The jury had to apportion fault among Knott, DeArmond, Bohlender, and Wyeth. The inadmissible expert testimony went directly to the issue of fault. We reason it is impossible to know to what extent the jury relied on the inadmissible testimony in assessing fault to Dr. Bohlender. We believe it is equally impossible to conclude that there was no prejudice to Dr. Bohlender.
The Verdict Motions
Dr. Bohlender next argues that the district court erred in denying his motions for relief from the jury's verdict. We disagree. When reviewing a district court's denial of a motion for directed verdict or for judgment notwithstanding the verdict, we apply the same standard that the district court applied. We must resolve all facts and inferences to be drawn from the evidence in favor of the party against whom the ruling is sought. Where reasonable minds could reach different conclusions based on the evidence the motion must be denied and the matter submitted to the jury. Turner v. Halliburton Co., 240 Kan 1, 7, 722 P.2d 1106 (1986).
Dr. Bohlender's argument centers on Dr. Lichtenhan's standard of care testimony. He argues that Dr. Lichtenhan's testimony was without an adequate factual foundation, and opinions without such a foundation may not sustain a jury verdict. (Citing Lollis v. Superior Sales Co., 224 Kan. 251, 580 P.2d 423 .)
Dr.

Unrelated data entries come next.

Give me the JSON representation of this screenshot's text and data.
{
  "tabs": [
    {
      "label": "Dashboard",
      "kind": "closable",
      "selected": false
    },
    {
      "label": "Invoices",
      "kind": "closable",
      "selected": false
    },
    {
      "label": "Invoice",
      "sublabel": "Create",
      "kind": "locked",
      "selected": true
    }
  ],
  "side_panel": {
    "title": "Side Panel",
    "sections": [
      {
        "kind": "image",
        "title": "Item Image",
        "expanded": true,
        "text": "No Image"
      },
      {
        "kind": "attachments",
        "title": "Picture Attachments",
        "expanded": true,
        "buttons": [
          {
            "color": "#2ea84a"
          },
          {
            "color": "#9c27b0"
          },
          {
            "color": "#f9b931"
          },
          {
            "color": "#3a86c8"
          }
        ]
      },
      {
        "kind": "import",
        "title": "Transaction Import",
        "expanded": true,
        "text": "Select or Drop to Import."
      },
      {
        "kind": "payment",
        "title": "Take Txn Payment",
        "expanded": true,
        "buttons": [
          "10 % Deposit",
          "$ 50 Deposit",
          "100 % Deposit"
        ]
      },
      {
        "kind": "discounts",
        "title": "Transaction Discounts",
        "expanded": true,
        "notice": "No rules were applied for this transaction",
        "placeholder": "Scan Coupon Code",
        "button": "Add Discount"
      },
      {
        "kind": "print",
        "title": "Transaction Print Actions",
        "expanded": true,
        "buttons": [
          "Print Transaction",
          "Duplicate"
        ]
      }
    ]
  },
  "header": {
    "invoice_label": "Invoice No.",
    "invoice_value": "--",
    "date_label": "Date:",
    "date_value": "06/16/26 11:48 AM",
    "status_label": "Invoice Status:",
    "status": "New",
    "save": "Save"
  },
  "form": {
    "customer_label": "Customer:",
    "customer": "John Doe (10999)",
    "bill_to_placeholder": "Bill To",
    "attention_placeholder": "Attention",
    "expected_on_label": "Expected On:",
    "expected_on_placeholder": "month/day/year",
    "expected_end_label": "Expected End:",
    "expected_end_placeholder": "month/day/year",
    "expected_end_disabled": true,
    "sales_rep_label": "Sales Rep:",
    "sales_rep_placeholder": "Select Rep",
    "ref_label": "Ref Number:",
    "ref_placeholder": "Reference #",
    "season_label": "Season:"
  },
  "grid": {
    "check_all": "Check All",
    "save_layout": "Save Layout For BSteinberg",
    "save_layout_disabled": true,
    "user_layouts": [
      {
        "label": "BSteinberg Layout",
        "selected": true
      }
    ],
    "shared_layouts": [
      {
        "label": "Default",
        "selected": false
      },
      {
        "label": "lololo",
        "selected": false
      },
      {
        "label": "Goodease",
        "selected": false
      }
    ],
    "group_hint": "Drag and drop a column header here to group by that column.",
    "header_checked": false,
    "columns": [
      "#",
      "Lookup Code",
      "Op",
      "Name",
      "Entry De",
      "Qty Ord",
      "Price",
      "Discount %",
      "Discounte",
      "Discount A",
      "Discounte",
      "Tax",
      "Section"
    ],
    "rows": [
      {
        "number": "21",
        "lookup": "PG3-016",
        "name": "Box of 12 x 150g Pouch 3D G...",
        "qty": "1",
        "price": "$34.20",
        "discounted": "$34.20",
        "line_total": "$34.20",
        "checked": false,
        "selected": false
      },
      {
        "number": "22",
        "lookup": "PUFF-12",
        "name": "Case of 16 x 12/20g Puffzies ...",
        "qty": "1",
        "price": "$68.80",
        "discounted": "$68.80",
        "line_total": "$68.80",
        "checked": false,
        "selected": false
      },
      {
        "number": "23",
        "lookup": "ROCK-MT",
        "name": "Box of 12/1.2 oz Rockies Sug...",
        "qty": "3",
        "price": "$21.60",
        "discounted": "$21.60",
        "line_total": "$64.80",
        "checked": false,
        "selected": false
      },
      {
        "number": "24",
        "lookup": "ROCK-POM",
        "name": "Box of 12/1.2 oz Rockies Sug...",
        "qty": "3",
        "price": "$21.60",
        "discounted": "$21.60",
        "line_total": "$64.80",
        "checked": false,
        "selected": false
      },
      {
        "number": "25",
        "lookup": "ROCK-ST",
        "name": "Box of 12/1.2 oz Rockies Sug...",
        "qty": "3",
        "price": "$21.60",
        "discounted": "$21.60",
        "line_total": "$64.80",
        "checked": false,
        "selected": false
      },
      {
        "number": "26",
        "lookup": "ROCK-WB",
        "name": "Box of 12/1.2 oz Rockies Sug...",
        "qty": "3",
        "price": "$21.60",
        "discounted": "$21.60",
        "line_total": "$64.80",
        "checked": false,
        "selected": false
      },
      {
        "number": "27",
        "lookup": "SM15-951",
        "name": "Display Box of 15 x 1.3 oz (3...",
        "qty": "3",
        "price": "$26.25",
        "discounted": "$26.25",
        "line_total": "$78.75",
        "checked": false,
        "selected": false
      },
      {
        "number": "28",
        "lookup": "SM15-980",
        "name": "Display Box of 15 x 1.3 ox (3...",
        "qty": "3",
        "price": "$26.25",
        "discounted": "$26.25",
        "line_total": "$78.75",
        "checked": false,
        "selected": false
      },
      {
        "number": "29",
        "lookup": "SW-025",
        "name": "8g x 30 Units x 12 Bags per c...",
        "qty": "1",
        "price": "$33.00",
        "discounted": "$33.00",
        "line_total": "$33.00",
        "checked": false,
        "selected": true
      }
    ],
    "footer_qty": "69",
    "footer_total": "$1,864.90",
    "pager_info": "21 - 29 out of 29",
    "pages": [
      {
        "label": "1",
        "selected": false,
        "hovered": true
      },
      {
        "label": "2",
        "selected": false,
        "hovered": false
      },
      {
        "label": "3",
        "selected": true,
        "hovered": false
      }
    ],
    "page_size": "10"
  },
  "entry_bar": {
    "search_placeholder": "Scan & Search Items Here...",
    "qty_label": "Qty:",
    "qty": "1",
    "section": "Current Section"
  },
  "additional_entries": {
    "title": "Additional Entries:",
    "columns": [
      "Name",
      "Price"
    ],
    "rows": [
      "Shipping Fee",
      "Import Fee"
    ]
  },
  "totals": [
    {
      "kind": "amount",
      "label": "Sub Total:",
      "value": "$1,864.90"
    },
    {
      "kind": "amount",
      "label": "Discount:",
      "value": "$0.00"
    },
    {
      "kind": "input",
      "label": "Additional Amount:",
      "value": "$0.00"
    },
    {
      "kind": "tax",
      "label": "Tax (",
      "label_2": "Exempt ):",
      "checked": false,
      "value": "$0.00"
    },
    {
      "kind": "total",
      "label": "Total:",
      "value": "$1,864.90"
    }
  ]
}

Lichtenhan opined that Bohlender's treatment of Ms. Endorf fell below the standard of care in several respects, specifically by: (1) ordering the test dose subcutaneously rather than transdermally; (2) ordering Benadryl after the test dose, but not specifying how long to wait before giving it; (3) failing to dilute the antivenin beyond a 1:1 ratio; (4) giving the antivenin too soon after the test dose; and (5) giving the antivenin at too fast a rate. According to Dr. Bohlender, all but one of Dr. Lichtenhan's criticisms rested upon the assumption that Dr. Bohlender's written orders were carried out. Dr. Lichtenhan admitted on cross-examination that if in fact Dr. Bohlender's written orders were superseded by Dr. DeArmond, and never carried out, he could not make the first four criticisms. If Dr. Bohlender's orders were not carried out, Dr. Lichtenhan had only one criticism of Dr. Bohlender: Dr. Bohlender should have spoken up to prevent the antivenin administration at such a fast rate.
Dr. Bohlender contends that because he, Dr. DeArmond, and Nurse Knott all testified that his orders were not carried out, Dr. Lichtenhan's first four criticisms were without a factual basis. As to the remaining criticism, Dr. Bohlender argues it is insufficient to sustain the jury's verdict. Dr. Lichtenhan admitted that if, as Bruce Endorf testified, the antivenin was injected in 10-15 seconds, there would have been nothing Dr. Bohlender could have done to prevent the outcome.
Dr. Bohlender's argument fails. We are required to view the evidence in the light most favorable to the plaintiff. See Turner, 240 Kan. at 6-7. Here, there was conflicting evidence whether Dr. Bohlender's orders were carried out. Although the testimony was that Dr. DeArmond gave verbal orders, those orders were never reduced to writing as required by hospital policy. Dr. DeArmond also countersigned Dr. Bohlender's orders. Thus, contrary to Dr. Bohlender's assertion, the testimony was controverted by documentary evidence. The evidence showed that the only written orders on administering the antivenin were those written by Dr. Bohlender and countersigned by Dr. DeArmond. The question of whether Dr. Bohlender's orders were carried out was a fact in dispute at trial. Our role is not to pass on the credibility of witnesses or resolve factual disputes. See Bank of Whitewater v. Decker Investments, Inc., 238 Kan. 308, Syl. ¶ 4, 710 P.2d 1258 (1985).
Affirmed in part, reversed in part, and remanded for a new trial.